The sound of silence
There’s irony, of course, in the fact that no music whatsoever appears in the iconic, slow-burning opening sequence – save for Bronson’s spine-tingling burst of harmonica.
But the movie’s use of tense, suspenseful silence at key moments only makes the arrival of Morricone’s score more impactful. When the aforementioned harmonica breaks the air of stillness, it induces an eerie, foreboding thrill; as surprising for us as it is for Frank’s doomed henchmen.
The murder of McBain and his children, meanwhile, is another scene that uses the lack of sound quite deliberately to build tension before and during the terrible act itself.
The soundtrack surges to life only as Frank’s posse themselves emerge from their hiding places once the deed is done. Again, it is scintillating.
As if to sum up Morricone’s contribution, Bronson’s quiet, watchful character speaks only sparely – preferring to let his harmonica (and Bronson’s brilliantly craggy yet expressive features) do the talking.
Harmonica’s simmering emotions under a cool, collected exterior, and the question of just how Frank wronged him, are resolved in cathartic fashion at the film’s end.
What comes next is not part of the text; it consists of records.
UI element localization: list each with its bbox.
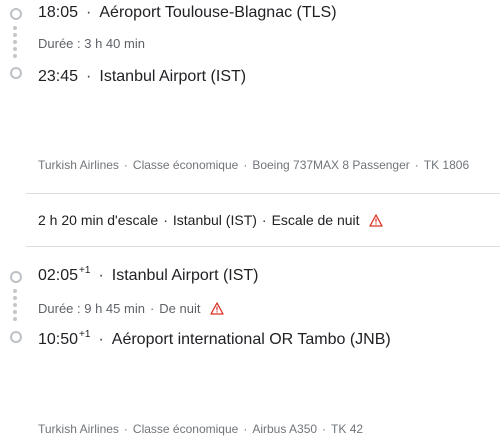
layover-note: Escale de nuit: [271, 212, 360, 228]
arrival-airport: Aéroport international OR Tambo (JNB): [111, 331, 391, 348]
separator-dot: ·: [98, 267, 104, 284]
flight-details: Turkish Airlines · Classe économique · Boein…: [38, 158, 470, 172]
airline-name: Turkish Airlines: [38, 158, 119, 172]
timeline-dot: [13, 33, 17, 37]
arrival-airport: Istanbul Airport (IST): [99, 68, 247, 85]
timeline-dot: [13, 26, 17, 30]
departure-stop: 18:05 · Aéroport Toulouse-Blagnac (TLS): [38, 3, 337, 23]
duration-text: Durée : 9 h 45 min: [38, 301, 145, 316]
separator-dot: ·: [86, 68, 92, 85]
timeline-dot: [13, 47, 17, 51]
cabin-class: Classe économique: [132, 422, 239, 436]
duration-text: Durée : 3 h 40 min: [38, 36, 145, 51]
arrival-stop: 23:45 · Istanbul Airport (IST): [38, 67, 246, 87]
separator-dot: ·: [98, 331, 104, 348]
timeline-dot: [13, 54, 17, 58]
flight-details: Turkish Airlines · Classe économique · Airbu…: [38, 422, 364, 436]
departure-airport: Istanbul Airport (IST): [111, 267, 259, 284]
aircraft-type: Airbus A350: [252, 422, 318, 436]
arrival-time: 10:50: [38, 331, 79, 348]
airline-name: Turkish Airlines: [38, 422, 119, 436]
divider: [26, 246, 500, 247]
departure-circle-icon: [10, 8, 22, 20]
layover-place: Istanbul (IST): [172, 212, 257, 228]
flight-number: TK 1806: [423, 158, 470, 172]
timeline-dot: [13, 296, 17, 300]
day-offset: +1: [79, 264, 91, 276]
timeline-dot: [13, 310, 17, 314]
flight-duration: Durée : 3 h 40 min: [38, 36, 145, 52]
flight-duration: Durée : 9 h 45 min · De nuit: [38, 301, 224, 317]
departure-time: 02:05: [38, 267, 79, 284]
flight-number: TK 42: [331, 422, 364, 436]
aircraft-type: Boeing 737MAX 8 Passenger: [252, 158, 410, 172]
departure-time: 18:05: [38, 4, 79, 21]
cabin-class: Classe économique: [132, 158, 239, 172]
departure-stop: 02:05+1 · Istanbul Airport (IST): [38, 264, 259, 286]
timeline-dot: [13, 317, 17, 321]
departure-circle-icon: [10, 271, 22, 283]
warning-triangle-icon: [369, 214, 384, 227]
day-offset: +1: [79, 328, 91, 340]
layover-info: 2 h 20 min d'escale · Istanbul (IST) · Escal…: [38, 211, 384, 229]
arrival-circle-icon: [10, 331, 22, 343]
overnight-label: De nuit: [159, 301, 201, 316]
timeline-dot: [13, 303, 17, 307]
arrival-circle-icon: [10, 67, 22, 79]
timeline-dot: [13, 40, 17, 44]
arrival-stop: 10:50+1 · Aéroport international OR Tambo …: [38, 328, 391, 350]
arrival-time: 23:45: [38, 68, 79, 85]
timeline-dot: [13, 289, 17, 293]
layover-duration: 2 h 20 min d'escale: [38, 212, 159, 228]
warning-triangle-icon: [210, 302, 224, 315]
divider: [26, 193, 500, 194]
separator-dot: ·: [86, 4, 92, 21]
departure-airport: Aéroport Toulouse-Blagnac (TLS): [99, 4, 337, 21]
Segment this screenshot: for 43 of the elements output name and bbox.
In a reversal of the opening scene, his vengeance theme plays once more for a harrowing, revelatory flashback, before we suddenly snap to music-free silence for the showdown’s pay off.
The greatest ‘spaghetti western’ – the greatest score?
Morricone’s score for Once Upon a Time in The West may not be as ingrained in popular culture as his music for The Good, The Bad and The Ugly, or the other ‘Dollars’ films for that matter.
But the film is arguably the greatest of Sergio Leone’s ‘spaghetti westerns’: profound, emotional, and thematically rich, as well as being atmospheric, captivating of vision, and – above all else – majestic of music.
It is the culmination of Leone’s immersion in the violence and wonder of the American West, and of Morricone’s musical imagining of that backdrop.
Now 89, Morricone is still producing great music. But even among a career of celebrated highs, 50 years on Once Upon a Time in the West stands as his opus. An unparalleled driving force of the images and story it serves.